倒錯的な匂いを漂わせた、母親や姉との関係

 

「孤独」と並んでもうひとつ、ベルトルッチの作品で強く印象に残っているのが、濃厚な倒錯の香り

『ドリーマーズ』では全裸で同じベッドに眠る美男美女の双子を描き、『ラスト・エンペラー』では7歳になってもまだ乳母の乳を飲む少年溥儀が、乳母を「わたしの好きな女(マイ・バタフライ)」と言うシーンが。

『暗殺の森』では、主人公が母親の愛人を抹殺。

『ラストタンゴ・イン・パリ』でのマーロン・ブランドとマリア・シュナイダーとの文字通り倒錯的なセックスも目に焼き付いています。

 

この作品でも、同じ年頃の女の子に興味を持たないロレンツォの関心は、母親に注がれます。

母親とレストランで食事しながら、ロレンツォが、

「もしこの世で(母親と)2人だけが生き残ったとしたら、人類の存続のために子孫を残すべきだよね」

としつこく繰り返して、母親をギョッとさせるシーンも。

 

ただ、往年のベルトルッチ作品のような耽美な世界にどっぷり浸かる類いの作品とは、今回はだいぶ趣きが違います。

前妻との女の戦いに勝利して夫を勝ち得たロレンツォの母親は、母というよりは「女」

「母親の不在」がロレンツォの孤独のもう一つの根源だということを、このどぎつい言葉を通して、ロレンツォは訴えかけているようにも見えます。

 

ジョン・ローンやドミニク・サンダに代表される美しい容姿の俳優陣を好んで起用したベルトルッチの往年の映画と違って、ロレンツォを演じるジャコポ・オルモ・アンティノーリは、ニキビ跡が生々しい、等身大の14歳。

彼自身も当時ロレンツォと同じ年頃で、映画も初出演だったようなので、もしかしたらこの作品で俳優デビューしたのかもしれません。

最晩年になって美しさへのこだわりを捨て、「等身大」を表現することにこだわった理由はなんだったのか・・・それは、ロレンツォがベルトルッチ自身の少年時代を投影した存在でもあったからではないか・・・と想像を巡らせたりも。

 

不安を孕みつつも希望のある未来

ベルトルッチが亡くなり、本作が遺作となって一層心に沁みるのは、この作品では最後に希望が描かれていることです。

ベルトルッチの作品には、挫折や喪失で終わる作品も多いだけに、ロレンツォの前向きな笑顔で締めくくられる本作のラストシーンには、ベルトルッチの魂の昇華を見るような、不思議な感慨がありました。

もっとも、これまでの作風どおり、決して100%スッキリとは終わらない。
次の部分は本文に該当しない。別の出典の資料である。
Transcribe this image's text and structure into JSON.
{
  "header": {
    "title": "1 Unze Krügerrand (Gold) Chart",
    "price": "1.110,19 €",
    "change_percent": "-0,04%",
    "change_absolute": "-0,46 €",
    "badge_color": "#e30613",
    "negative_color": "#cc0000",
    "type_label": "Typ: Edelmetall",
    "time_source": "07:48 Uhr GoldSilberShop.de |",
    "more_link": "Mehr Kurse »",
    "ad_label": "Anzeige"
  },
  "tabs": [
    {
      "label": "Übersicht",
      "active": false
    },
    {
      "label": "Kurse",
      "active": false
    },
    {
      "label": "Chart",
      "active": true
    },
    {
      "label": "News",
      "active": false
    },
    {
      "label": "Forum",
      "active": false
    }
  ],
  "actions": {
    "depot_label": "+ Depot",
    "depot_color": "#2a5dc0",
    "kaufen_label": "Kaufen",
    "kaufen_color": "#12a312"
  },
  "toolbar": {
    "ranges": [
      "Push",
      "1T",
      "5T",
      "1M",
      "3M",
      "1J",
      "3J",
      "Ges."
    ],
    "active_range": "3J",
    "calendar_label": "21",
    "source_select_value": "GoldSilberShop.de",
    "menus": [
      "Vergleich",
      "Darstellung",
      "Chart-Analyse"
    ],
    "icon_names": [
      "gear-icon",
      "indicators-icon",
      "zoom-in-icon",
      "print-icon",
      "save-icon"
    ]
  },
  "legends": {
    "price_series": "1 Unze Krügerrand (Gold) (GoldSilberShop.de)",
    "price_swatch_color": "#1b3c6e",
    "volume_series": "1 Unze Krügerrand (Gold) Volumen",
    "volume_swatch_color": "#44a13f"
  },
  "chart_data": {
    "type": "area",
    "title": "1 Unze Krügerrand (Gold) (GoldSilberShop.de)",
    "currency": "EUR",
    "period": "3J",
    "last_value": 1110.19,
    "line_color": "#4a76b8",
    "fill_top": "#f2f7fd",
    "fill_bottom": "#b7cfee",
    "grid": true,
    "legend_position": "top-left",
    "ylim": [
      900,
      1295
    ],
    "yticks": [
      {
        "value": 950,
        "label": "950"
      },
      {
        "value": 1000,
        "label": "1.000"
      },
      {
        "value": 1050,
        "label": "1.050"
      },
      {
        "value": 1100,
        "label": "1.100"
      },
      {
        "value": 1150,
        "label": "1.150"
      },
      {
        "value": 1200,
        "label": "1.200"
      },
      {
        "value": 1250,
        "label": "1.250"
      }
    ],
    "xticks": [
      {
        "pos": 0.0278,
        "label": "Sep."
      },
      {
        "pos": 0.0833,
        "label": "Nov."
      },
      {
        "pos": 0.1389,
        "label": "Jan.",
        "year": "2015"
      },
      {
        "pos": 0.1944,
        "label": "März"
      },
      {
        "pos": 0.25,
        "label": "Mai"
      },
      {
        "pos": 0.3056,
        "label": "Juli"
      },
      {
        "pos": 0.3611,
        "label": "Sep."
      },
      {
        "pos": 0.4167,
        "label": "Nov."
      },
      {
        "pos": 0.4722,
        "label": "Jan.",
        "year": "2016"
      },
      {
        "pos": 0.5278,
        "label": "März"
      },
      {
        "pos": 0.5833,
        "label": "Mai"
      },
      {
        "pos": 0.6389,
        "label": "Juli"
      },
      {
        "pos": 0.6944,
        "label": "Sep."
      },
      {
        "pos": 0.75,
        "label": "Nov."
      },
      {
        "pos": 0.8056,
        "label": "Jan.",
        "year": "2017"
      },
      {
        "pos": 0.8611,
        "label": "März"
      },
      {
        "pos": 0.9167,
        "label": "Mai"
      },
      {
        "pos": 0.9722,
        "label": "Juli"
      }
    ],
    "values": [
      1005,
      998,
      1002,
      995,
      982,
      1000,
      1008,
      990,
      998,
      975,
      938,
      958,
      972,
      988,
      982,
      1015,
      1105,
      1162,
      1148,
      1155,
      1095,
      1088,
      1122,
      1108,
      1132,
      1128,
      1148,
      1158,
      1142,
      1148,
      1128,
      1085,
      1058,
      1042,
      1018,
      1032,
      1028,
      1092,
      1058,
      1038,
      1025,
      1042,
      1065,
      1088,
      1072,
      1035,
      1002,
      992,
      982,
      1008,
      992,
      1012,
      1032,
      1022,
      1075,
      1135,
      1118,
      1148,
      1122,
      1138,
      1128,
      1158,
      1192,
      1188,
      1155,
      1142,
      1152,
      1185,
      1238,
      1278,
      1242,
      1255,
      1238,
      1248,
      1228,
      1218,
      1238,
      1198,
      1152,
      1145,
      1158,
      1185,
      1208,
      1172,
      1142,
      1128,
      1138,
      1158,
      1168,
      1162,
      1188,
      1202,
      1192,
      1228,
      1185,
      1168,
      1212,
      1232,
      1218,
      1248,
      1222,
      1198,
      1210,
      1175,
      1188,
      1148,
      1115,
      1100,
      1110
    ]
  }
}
すべてを無にしかねないような、苦いスパイスもしっかりと仕込まれてはいるんですが・・・

 

父親に選ばれたロレンツォの母親と、選ばれなかったオリヴィア親子。

まるで表と裏、どちらかに光が当たれば、どちらかは陰になる、そんな関係の2組の母子。

姉と弟でありながら、オリヴィアの中にはロレンツォ親子に対する埋められない深い溝があることを端々に感じさせる展開の中で、最後に姉としてロレンツォの幸せを願うオリヴィアの気高さに打たれます。

同時に、その気高さと隣り合わせのところにある彼女の心の弱さに胸が痛くなってしまう。

オリヴィアもロレンツォも2人ともが、暗闇を出て、光の中で生きられるように・・・そう願わずにはいられないラストシーンでした。

ハッピーエンドは描かなくても、ベルトルッチもきっとそれを願っていたんじゃないでしょうか。

 

遺作って、何か格別な余韻が残りますね。